To integrate `agent-control-layer` with your LangGraph agent, open your agent's graph definition file (e.g., `src/react_agent/graph.py` if you're using a template like `langgraph-react-agent`). Import `build_control_layer_tools` from `agent_control_layer.langgraph` and add its output to your agent's existing tool list.

```python
# Example: src/react_agent/graph.py

from agent_control_layer.langgraph import build_control_layer_tools

# ... existing TOOLS definition ...

TOOLS = TOOLS + build_control_layer_tools(State)

# ... rest of the code ...
```

The `build_control_layer_tools` function returns control tools provided by `agent-control-layer`. These tools are automatically used by the agent to evaluate and enforce policies.

### Creating Policy Files

`agent-control-layer` looks for contract files in a directory named `.dg_acl` located at your project root:

```
my-agent-project/
├── .dg_acl/
│   ├── contract_file_1.yaml
│   ├── contract_file_2.yaml
│   ├── ...
│   └── contract_file_N.yaml
└── src/
    └── ...
```

A **single YAML file describes the contract for one tool** (identified by `tool_name`).
The file must contain the following top-level keys:

| Key | Type | Description |
|-----|------|-------------|
| `tool_name` | `str` | The exact name of the tool to which this contract applies. |
| `description` | `str` | Human-readable summary of what the contract enforces. |
| `rules` | `list[Rule]` | Ordered list of rules. The library sorts them by `priority` (ascending) before evaluation. |

Each `Rule` item supports:

| Key | Type | Required | Meaning |
|-----|------|----------|---------|
| `name` | `str` | ✓ | Unique identifier for the rule. |
| `description` | `str` | ✓ | What the rule checks / enforces. |
| `trigger_condition` | `str` | ✓ | Python expression evaluated against `tool_output`. Must return `True` to fire. |
| `instruction` | `str` | ✓ | Additional directive injected into the agent when the rule fires. |
| `priority` | `int` | ✓ | Lower numbers are evaluated first. |

Below is the full `search.yaml` from the `examples` directory.

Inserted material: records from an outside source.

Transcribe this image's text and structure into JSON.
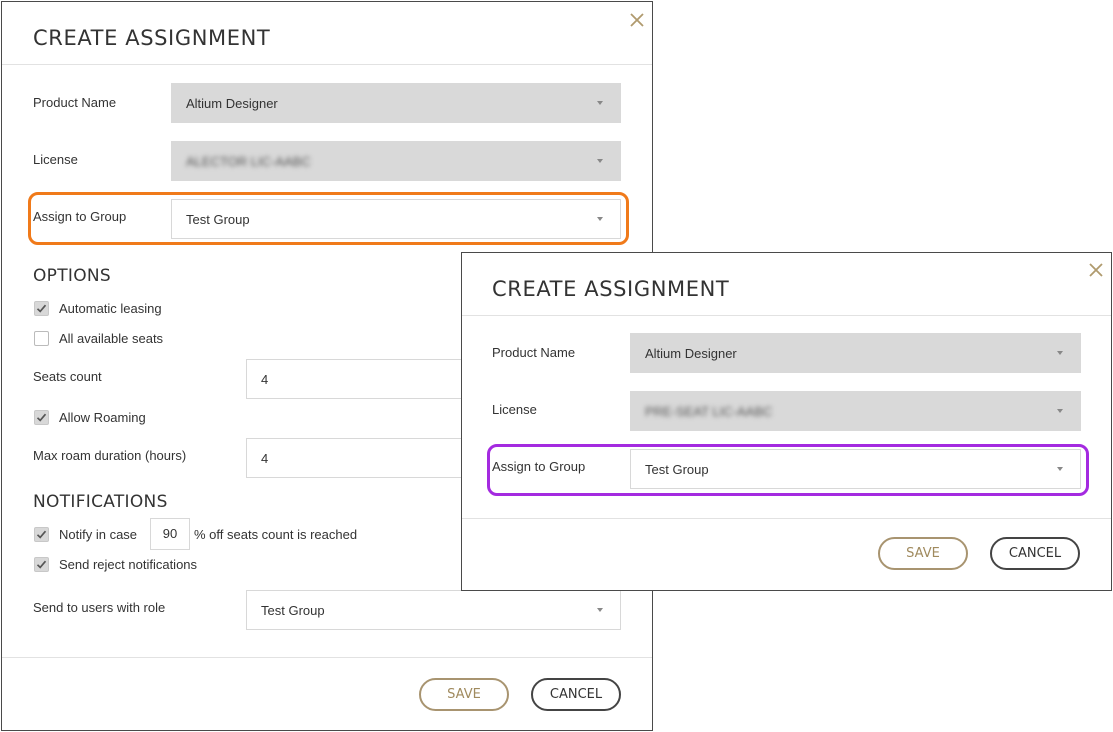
{
  "dialog_main": {
    "title": "CREATE ASSIGNMENT",
    "product_name_label": "Product Name",
    "product_name_value": "Altium Designer",
    "license_label": "License",
    "license_value": "ALECTOR LIC-AABC",
    "assign_group_label": "Assign to Group",
    "assign_group_value": "Test Group",
    "options_title": "OPTIONS",
    "automatic_leasing_label": "Automatic leasing",
    "all_seats_label": "All available seats",
    "seats_count_label": "Seats count",
    "seats_count_value": "4",
    "allow_roaming_label": "Allow Roaming",
    "max_roam_label": "Max roam duration (hours)",
    "max_roam_value": "4",
    "notifications_title": "NOTIFICATIONS",
    "notify_prefix": "Notify in case",
    "notify_value": "90",
    "notify_suffix": "% off seats count is reached",
    "send_reject_label": "Send reject notifications",
    "send_role_label": "Send to users with role",
    "send_role_value": "Test Group",
    "save_label": "SAVE",
    "cancel_label": "CANCEL"
  },
  "dialog_overlay": {
    "title": "CREATE ASSIGNMENT",
    "product_name_label": "Product Name",
    "product_name_value": "Altium Designer",
    "license_label": "License",
    "license_value": "PRE-SEAT LIC-AABC",
    "assign_group_label": "Assign to Group",
    "assign_group_value": "Test Group",
    "save_label": "SAVE",
    "cancel_label": "CANCEL"
  },
  "colors": {
    "orange_highlight": "#f07a1a",
    "purple_highlight": "#a42ae0",
    "save_accent": "#a89470",
    "close_icon": "#b09a6e",
    "disabled_field": "#d9d9d9"
  }
}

It shows two rules that verify the result count and relevance of a hypothetical `search` tool.

```yaml
# .dg_acl/search.yaml

tool_name: "search"
description: "Rules for the search tool"
rules:
  # Rule 1 – result count
  - name: "search_result_count"
    description: "The search tool must return at least 5 results."
    trigger_condition: "len(tool_output['results']) < 5"
    instruction: "Ask the user to approve to use the results for further steps."
    priority: 1

  # Rule 2 – relevance check
  - name: "search_result_relevance"
    description: "The search tool must return results that are relevant to the user's query."
    trigger_condition: "len([r for r in tool_output['results'] if r['score'] >= 0.5]) < 5"
    instruction: "Ask the user to approve to use the results for further steps."
    priority: 2
```

When the `search` tool finishes, `agent-control-layer` evaluates these rules in order of priority. The **first rule whose `trigger_condition` evaluates to `True` wins**, and its `instruction` is injected into the agent via `control_layer_post_hook`.

> 💡 **Tip:** Because contracts are plain YAML, you can version-control them, write unit tests against them, and allow non-developers to propose changes without touching code.